Cette conférence, initiée par la direction régionale de la Femme, de la Famille et de l’Enfant de la Marahoué, s’inscrivait dans le cadre des activités préparatoires à la Journée internationale des droits des femmes, prévue le 8 mars. Présidée par la secrétaire générale 1 de la préfecture de Bouaflé, Séka Lydie, elle a rassemblé de nombreuses femmes et jeunes filles désireuses de mieux connaître leurs droits en matière successorale.
Au cours de son intervention, la magistrate a rappelé que le droit ivoirien consacre clairement l’égalité entre les hommes et les femmes dans l’accès à l’héritage. Selon elle, la législation relative aux successions prévoit une répartition égalitaire des biens entre héritiers, sans distinction de sexe.
« En droit ivoirien, la femme et la jeune fille ont le même droit à l’héritage que l’homme et le garçon », a-t-elle souligné, précisant que la loi impose une égalité stricte entre les héritiers, sous réserve des règles relatives à la réserve héréditaire.
Malgré cette reconnaissance juridique, la juge a relevé que l’exercice effectif de ce droit reste souvent confronté à des obstacles d’ordre social et culturel. Dans plusieurs communautés, a-t-elle expliqué, les pratiques coutumières continuent de limiter ou de contester l’accès des femmes et des jeunes filles à l’héritage familial.
Elle a évoqué notamment le cas des jeunes filles, qui, dans certaines traditions, sont parfois exclues de la succession de leurs parents au motif qu’elles sont appelées à se marier et à rejoindre la famille de leur époux. « Cette conception repose sur une vision patriarcale de la famille qui privilégie la transmission des biens au sein de la lignée masculine », a-t-elle indiqué.
La magistrate a également évoqué la situation des femmes mariées, rappelant que le mariage ne rompt pas les liens juridiques avec la famille d’origine.

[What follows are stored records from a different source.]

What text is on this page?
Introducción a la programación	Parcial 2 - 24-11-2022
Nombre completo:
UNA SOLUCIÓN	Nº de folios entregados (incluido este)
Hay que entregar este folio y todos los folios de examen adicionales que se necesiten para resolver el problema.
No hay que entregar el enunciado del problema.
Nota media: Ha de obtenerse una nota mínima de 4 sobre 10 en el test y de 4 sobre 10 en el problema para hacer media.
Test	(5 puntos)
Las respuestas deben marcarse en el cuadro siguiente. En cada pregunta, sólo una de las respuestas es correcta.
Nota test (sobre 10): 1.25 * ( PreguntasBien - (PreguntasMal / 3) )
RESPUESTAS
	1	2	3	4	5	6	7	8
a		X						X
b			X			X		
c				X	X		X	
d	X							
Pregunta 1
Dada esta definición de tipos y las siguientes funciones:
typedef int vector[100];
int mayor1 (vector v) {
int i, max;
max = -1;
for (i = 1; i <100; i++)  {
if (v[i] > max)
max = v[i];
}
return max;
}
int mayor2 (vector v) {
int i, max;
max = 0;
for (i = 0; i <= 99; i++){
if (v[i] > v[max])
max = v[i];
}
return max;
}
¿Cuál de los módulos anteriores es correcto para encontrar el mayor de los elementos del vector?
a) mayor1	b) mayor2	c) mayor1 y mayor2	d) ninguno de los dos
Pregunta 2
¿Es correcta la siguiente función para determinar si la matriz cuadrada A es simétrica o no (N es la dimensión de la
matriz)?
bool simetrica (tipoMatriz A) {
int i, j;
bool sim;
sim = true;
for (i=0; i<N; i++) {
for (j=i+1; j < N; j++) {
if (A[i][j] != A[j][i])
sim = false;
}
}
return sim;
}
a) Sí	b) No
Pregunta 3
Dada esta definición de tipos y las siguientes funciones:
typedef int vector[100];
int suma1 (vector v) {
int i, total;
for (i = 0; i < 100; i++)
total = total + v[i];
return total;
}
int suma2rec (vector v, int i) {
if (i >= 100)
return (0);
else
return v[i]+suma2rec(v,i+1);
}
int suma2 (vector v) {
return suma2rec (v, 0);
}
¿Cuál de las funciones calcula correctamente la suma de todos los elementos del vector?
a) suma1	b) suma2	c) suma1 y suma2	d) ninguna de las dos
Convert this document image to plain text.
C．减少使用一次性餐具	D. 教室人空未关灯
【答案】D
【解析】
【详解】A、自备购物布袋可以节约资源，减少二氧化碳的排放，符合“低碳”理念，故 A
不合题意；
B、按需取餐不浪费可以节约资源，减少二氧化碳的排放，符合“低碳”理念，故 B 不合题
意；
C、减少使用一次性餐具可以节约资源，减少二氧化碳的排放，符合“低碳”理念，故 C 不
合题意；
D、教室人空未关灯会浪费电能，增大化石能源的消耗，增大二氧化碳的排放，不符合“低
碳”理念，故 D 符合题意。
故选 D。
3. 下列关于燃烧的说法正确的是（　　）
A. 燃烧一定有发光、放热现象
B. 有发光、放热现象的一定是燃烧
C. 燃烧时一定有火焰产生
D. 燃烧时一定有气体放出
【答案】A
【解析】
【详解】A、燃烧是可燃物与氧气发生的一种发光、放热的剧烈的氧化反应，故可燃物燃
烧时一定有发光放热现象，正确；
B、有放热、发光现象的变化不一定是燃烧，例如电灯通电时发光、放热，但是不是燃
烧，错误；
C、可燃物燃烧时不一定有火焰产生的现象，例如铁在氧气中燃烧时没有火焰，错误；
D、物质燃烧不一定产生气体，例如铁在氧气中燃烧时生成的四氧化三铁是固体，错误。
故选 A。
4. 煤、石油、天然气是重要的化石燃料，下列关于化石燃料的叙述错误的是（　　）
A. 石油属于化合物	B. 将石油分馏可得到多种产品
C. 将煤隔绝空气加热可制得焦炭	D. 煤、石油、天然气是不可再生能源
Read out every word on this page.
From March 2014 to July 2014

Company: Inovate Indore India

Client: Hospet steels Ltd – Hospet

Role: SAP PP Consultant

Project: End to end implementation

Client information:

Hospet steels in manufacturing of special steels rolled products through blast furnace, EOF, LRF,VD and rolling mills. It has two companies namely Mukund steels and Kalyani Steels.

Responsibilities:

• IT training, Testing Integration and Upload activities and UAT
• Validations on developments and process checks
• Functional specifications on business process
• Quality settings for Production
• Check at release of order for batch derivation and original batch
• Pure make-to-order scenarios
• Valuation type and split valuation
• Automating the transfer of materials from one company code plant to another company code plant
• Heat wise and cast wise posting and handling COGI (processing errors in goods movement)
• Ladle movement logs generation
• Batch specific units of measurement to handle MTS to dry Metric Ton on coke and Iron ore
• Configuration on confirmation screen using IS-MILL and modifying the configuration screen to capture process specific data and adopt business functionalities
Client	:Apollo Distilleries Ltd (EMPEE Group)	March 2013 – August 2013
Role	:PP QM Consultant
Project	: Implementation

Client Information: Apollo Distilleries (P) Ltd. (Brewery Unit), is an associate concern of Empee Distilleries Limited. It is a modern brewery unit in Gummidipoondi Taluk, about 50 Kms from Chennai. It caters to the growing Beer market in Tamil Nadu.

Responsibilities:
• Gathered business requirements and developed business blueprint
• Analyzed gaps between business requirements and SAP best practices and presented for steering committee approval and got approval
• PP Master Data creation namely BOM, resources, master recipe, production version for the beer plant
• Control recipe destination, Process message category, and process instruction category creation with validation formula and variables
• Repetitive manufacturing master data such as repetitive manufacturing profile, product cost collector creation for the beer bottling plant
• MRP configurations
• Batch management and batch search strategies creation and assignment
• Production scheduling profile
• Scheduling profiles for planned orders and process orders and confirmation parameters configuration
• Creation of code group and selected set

A ce titre, elles conservent pleinement leur qualité d’héritières au même titre que leurs frères et sœurs.
Elle a en outre attiré l’attention sur les difficultés rencontrées par certaines veuves qui, selon certaines pratiques traditionnelles, ne bénéficient que d’un droit temporaire d’usage des biens de leur époux décédé. Or, a-t-elle précisé, la loi ivoirienne reconnaît à la conjointe survivante un droit successoral. En présence d’enfants, la veuve a droit au quart de la succession, tandis qu’en l’absence d’enfants, elle hérite en concurrence avec les parents du défunt.
Pour la juge Kouamé Elodie, le principal défi demeure la reconnaissance sociale de ces droits déjà garantis par la loi. Elle a ainsi plaidé pour une intensification des actions de sensibilisation, l’implication des autorités traditionnelles et une meilleure éducation juridique des femmes et des jeunes filles.
Selon elle, l’enjeu est de faire en sorte que le droit à l’héritage reconnu par la loi devienne une réalité pleinement appliquée au sein des familles et des communautés.
Les échanges qui ont suivi ont permis aux participantes d’approfondir leur compréhension de la question.